Maasje was weer goed geslaagd, bleek later toen ze terug kwamen. Waren weer een paar te leuke kleren aan de vingers blijven plakken. Gelukkig hadden ze ook aan ons gedacht en hadden ze heerlijke cappuccino's bij zich en de nodige lekkernijen. Kwam goed uit, want de magen rommelden en de training was al bijna.

Tegen drieën zijn we in een taxi gestapt. Ik had al wat meer tijd genomen, omdat werkelijk niemand het adres kende, en ook google maps en maps.me geen idee hadden. Was wel duidelijk dat we ergens achteraf moesten zijn.
Bleek niet onverstandig, want de chauffeur deed weliswaar zijn uiterste best, maar kwam er ook niet echt lekker uit. Hij stuurde ons door straatjes die steeds smaller en smaller werden, totdat de spiegels langs de muren schraapten. Als dit al de goede buurt was, hoe gingen we straks dan in vredesnaam een taxi terug vinden, dachten we…
Het lukte me uiteindelijk om de Senpai aan de lijn te krijgen bij wie we op bezoek gingen. Ik gaf mijn telefoon aan de chauffeur en nou kwam er schot in de zaak.
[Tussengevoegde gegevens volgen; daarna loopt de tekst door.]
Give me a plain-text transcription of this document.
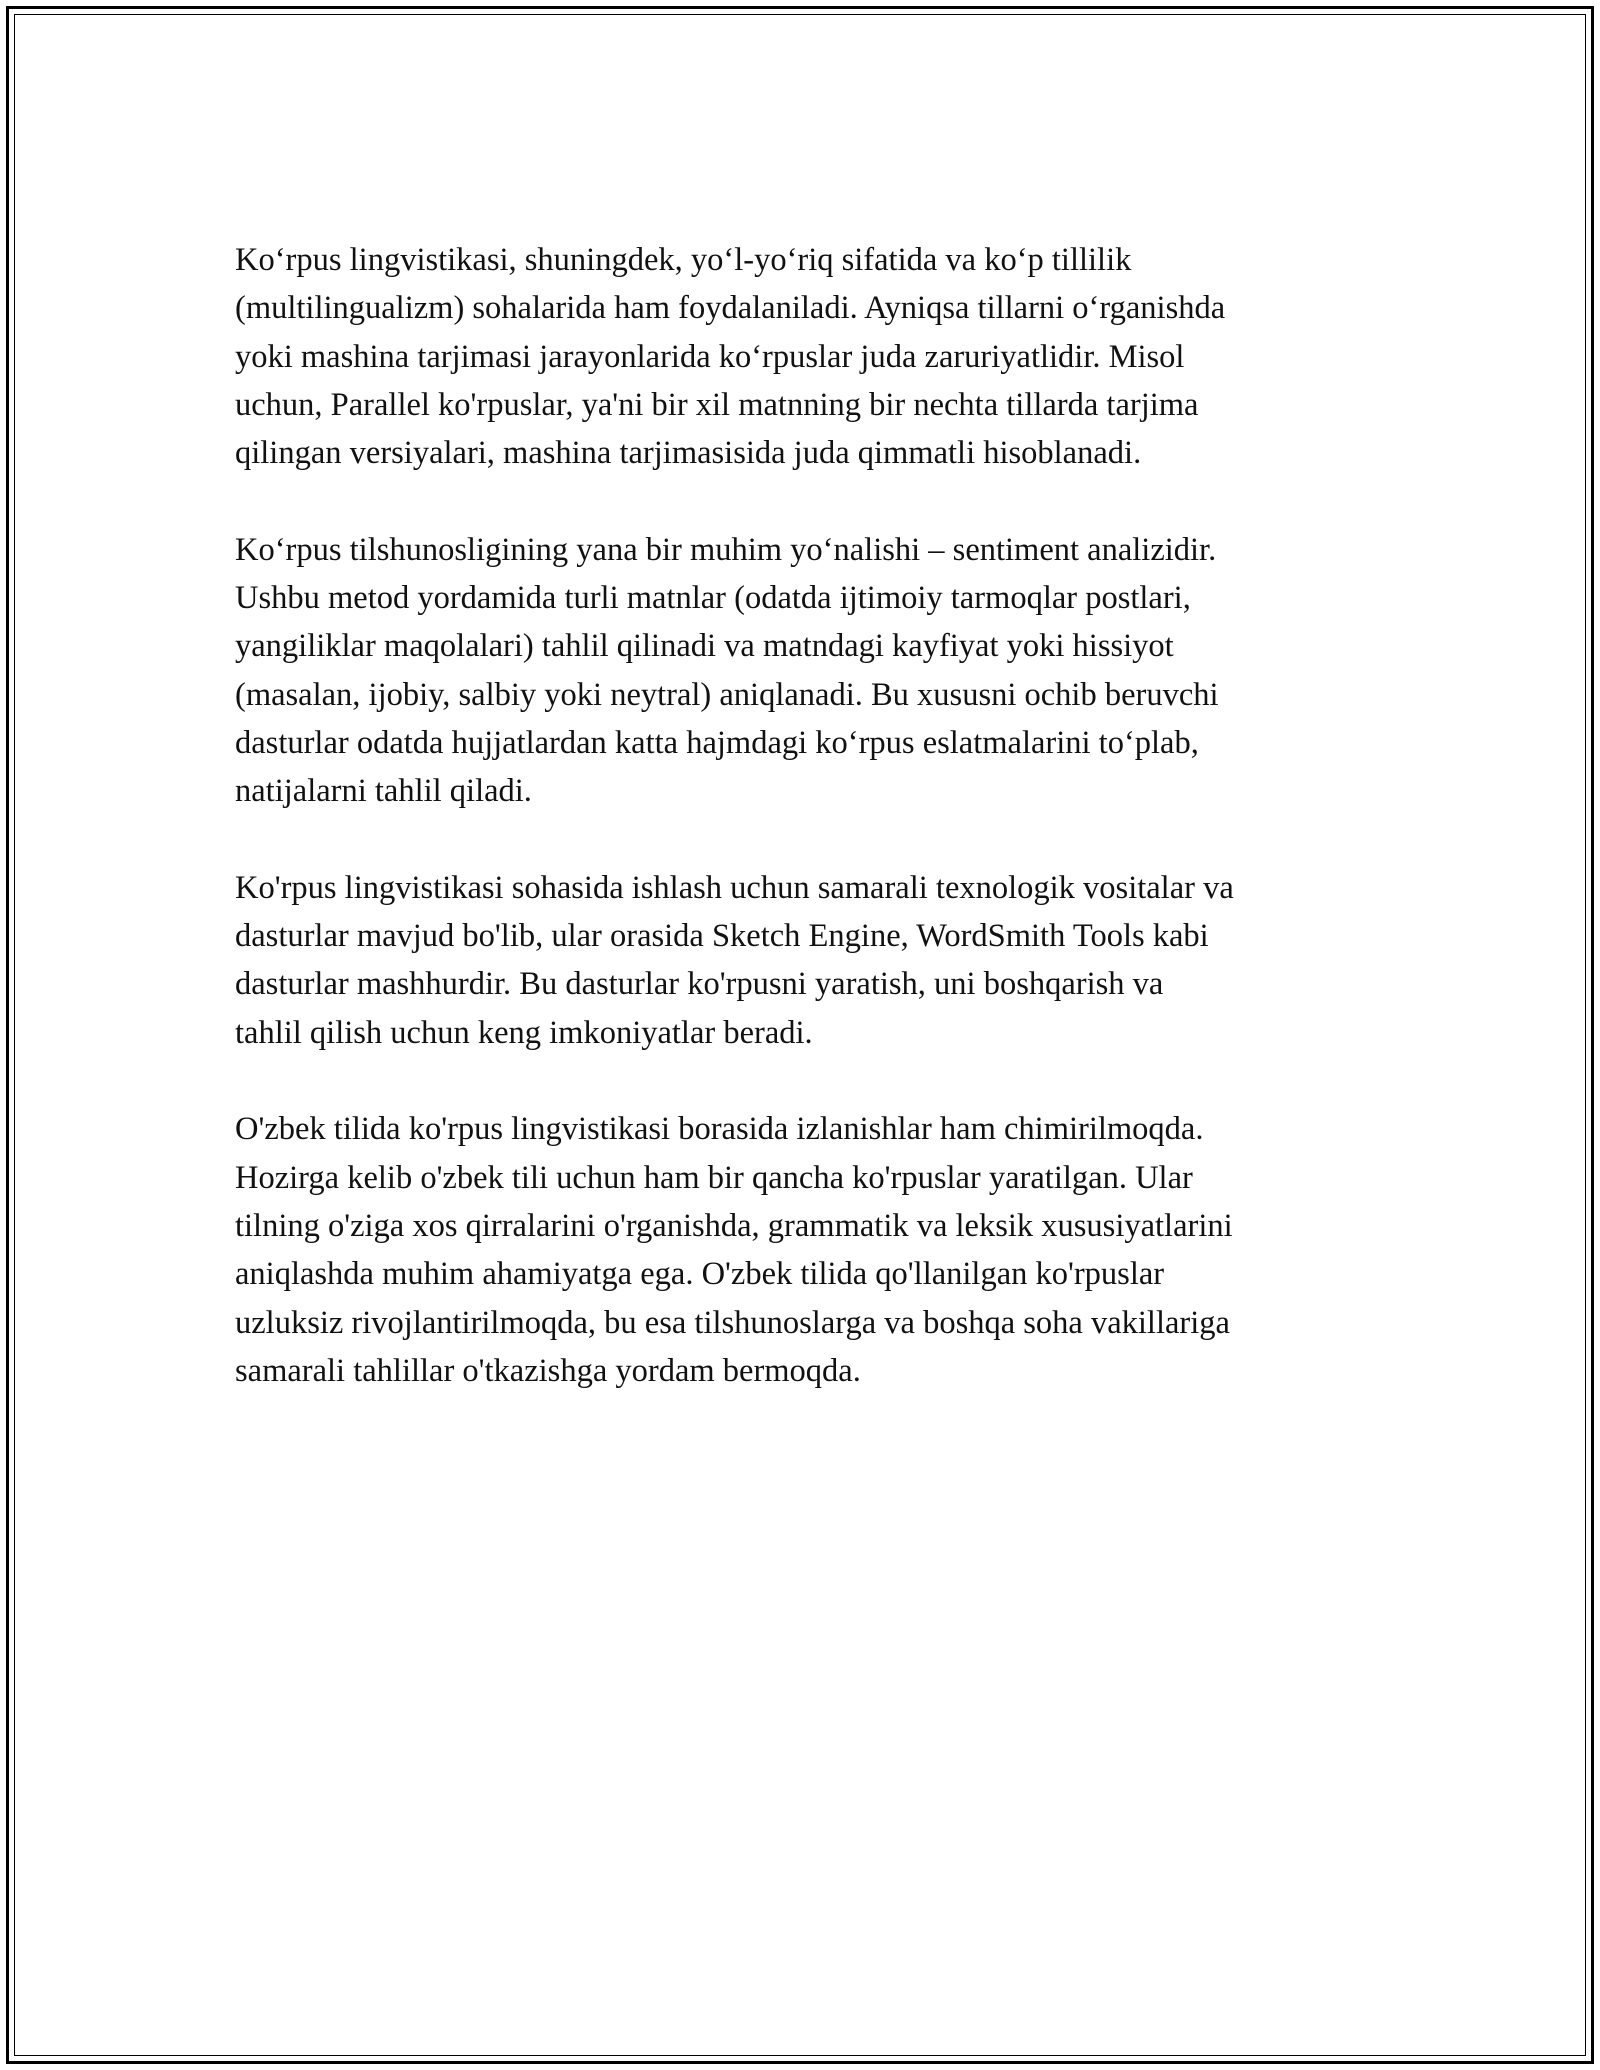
Ko‘rpus lingvistikasi, shuningdek, yo‘l-yo‘riq sifatida va ko‘p tillilik
(multilingualizm) sohalarida ham foydalaniladi. Ayniqsa tillarni o‘rganishda
yoki mashina tarjimasi jarayonlarida ko‘rpuslar juda zaruriyatlidir. Misol
uchun, Parallel ko'rpuslar, ya'ni bir xil matnning bir nechta tillarda tarjima
qilingan versiyalari, mashina tarjimasisida juda qimmatli hisoblanadi.

Ko‘rpus tilshunosligining yana bir muhim yo‘nalishi – sentiment analizidir.
Ushbu metod yordamida turli matnlar (odatda ijtimoiy tarmoqlar postlari,
yangiliklar maqolalari) tahlil qilinadi va matndagi kayfiyat yoki hissiyot
(masalan, ijobiy, salbiy yoki neytral) aniqlanadi. Bu xususni ochib beruvchi
dasturlar odatda hujjatlardan katta hajmdagi ko‘rpus eslatmalarini to‘plab,
natijalarni tahlil qiladi.

Ko'rpus lingvistikasi sohasida ishlash uchun samarali texnologik vositalar va
dasturlar mavjud bo'lib, ular orasida Sketch Engine, WordSmith Tools kabi
dasturlar mashhurdir. Bu dasturlar ko'rpusni yaratish, uni boshqarish va
tahlil qilish uchun keng imkoniyatlar beradi.

O'zbek tilida ko'rpus lingvistikasi borasida izlanishlar ham chimirilmoqda.
Hozirga kelib o'zbek tili uchun ham bir qancha ko'rpuslar yaratilgan. Ular
tilning o'ziga xos qirralarini o'rganishda, grammatik va leksik xususiyatlarini
aniqlashda muhim ahamiyatga ega. O'zbek tilida qo'llanilgan ko'rpuslar
uzluksiz rivojlantirilmoqda, bu esa tilshunoslarga va boshqa soha vakillariga
samarali tahlillar o'tkazishga yordam bermoqda.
Een kwartier later zette hij ons af in een steegje, voor een gebouw dat er nog heel dicht uit zag.
Het was een paar minuten voor vier (om 16.00 uur hadden we afgesproken) en er was helemaal niemand. Ik vertrouwde het niet helemaal en sprak een jongen aan die een paar deuren verder aan het schilderen was. Geen woord engels natuurlijk, dus ik gaf hem het adres op een papiertje en hij wees een hele andere kant op. Echt hè…. Ik kon hem overtuigen zijn kwast te laten vallen en ons de weg te wijzen, maar eenmaal daar aangekomen, bleek het daar ook niet te zijn. Net toen we weer een andere kant op wilden lopen, kwam er een jonge gesluierde vrouw aangerend, helemaal buiten adem, die mijn naam riep. Onder haar arm hield ze een karate-pak… Gelukkig.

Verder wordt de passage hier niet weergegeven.